Er ligt een klein kaartje op mijn bureau. Het heeft een smalle, zwarte rand en in het midden staat de naam van een meisje, geboren op 26 november 1944. Hendrika Jantine Aukje heette ze, mijn zusje. Daaronder de woorden: ” Wij mochten maar één dag voor haar zorgen, waarna het God behaagde haar weer tot zich te nemen.” Uit de papieren van een overleden familielid kwam het kaartje tevoorschijn. Ik wist wel van het zusje , maar heb nooit geweten dat er ook een kaartje bestaat, waarop haar geboorte en tegelijk ook haar overlijden staan vermeld. Bij het zien ervan en het lezen van de tekst ervaar ik verdriet en pijn en ik blijf met zoveel onbeantwoorde vragen zitten. Waar vind ik een antwoord? Misschien hier?
Wat zal mijn moeder veel verdriet gehad hebben, maar erover praten deed ze bijna niet. Ook niet toen wij, haar kinderen, al volwassen waren.

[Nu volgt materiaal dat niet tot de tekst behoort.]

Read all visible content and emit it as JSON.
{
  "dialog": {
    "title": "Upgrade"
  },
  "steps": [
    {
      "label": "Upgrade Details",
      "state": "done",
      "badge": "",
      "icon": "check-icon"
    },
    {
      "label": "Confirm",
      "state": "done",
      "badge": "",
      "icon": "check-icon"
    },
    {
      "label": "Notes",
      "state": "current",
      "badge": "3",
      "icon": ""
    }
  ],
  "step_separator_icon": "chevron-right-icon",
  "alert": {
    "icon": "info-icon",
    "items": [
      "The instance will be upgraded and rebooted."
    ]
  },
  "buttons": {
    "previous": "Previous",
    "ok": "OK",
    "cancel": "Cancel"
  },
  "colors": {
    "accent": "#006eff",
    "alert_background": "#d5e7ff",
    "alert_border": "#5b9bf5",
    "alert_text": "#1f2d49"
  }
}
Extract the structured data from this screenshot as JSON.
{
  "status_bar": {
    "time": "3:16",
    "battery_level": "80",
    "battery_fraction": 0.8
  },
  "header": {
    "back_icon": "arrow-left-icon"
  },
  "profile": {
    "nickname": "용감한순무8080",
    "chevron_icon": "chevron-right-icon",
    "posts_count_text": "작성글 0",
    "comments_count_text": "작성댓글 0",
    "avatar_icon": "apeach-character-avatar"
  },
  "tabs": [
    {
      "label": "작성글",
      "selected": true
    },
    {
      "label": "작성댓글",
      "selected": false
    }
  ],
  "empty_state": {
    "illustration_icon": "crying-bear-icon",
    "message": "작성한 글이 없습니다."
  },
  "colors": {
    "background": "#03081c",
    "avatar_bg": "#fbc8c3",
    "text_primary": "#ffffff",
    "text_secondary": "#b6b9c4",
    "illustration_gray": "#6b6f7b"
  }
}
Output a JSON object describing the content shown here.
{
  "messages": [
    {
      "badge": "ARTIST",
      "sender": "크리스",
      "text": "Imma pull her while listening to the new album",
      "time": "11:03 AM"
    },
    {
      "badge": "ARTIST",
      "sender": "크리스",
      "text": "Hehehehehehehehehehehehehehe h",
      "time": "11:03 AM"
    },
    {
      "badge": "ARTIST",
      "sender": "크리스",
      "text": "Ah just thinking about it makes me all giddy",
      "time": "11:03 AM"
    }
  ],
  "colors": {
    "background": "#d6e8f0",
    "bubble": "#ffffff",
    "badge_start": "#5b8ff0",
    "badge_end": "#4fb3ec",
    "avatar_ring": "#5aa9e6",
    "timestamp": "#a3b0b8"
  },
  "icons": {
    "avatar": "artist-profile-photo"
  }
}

Die dag in november moet in haar herinnering gegrift hebben gestaan. Zoiets dierbaars al na een dag weer moeten missen. Lieve moeder. Wat zul je eenzaam zijn geweest in je verdriet, maar misschien kon je er toch soms met iemand over praten. Had je daar genoeg steun aan in die moeilijke laatste oorlogsjaren? Een groot deel van de tijd was je man immers ergens anders ondergedoken, om uit handen van de vijand te blijven en stond jij alleen voor de taak je drie andere kinderen te voeden en te verzorgen. Heb jij jouw God misschien aangeklaagd? Ben je bij Hem te rade gegaan? Heb je je pijn en verdriet wellicht diep weggestopt, omdat het te moeilijk was om over te praten? Heb je je hele verdere leven rondgelopen met de vraag waarom je dit moest meemaken? Voelde jij je soms schuldig over iets en hoorde dit bij de straf? Was je daarom zo angstig toen de dood steeds dichterbij kwam?
Ik vind de antwoorden niet hier bij jouw graf, waarop de zwarte letters al langzaam vervagen. Ook vind ik op dit hof nergens een herinnering aan mijn zusje van toen. Hoe zou ze er uit gezien hebben? Zou ik het goed met haar hebben kunnen vinden? Ze zou nu trouwens wel 75 jaar worden in november als ze was blijven leven. Mijn zusje van een dag.
Samen met de bloemen laat ik mijn vragen vandaag achter op dit kleine kerkhof. Laat de wind ze maar meenemen naar verre onbekende oorden. Ik keer me om naar de drukte van mijn leven, in het besef, dat er naast verdriet ook veel moois te herinneren valt. Thuis leg ik het kleine kaartje naast het portret van mijn moeder. Hier zijn ze dicht bij elkaar. Dan sluit ik het fotoboek.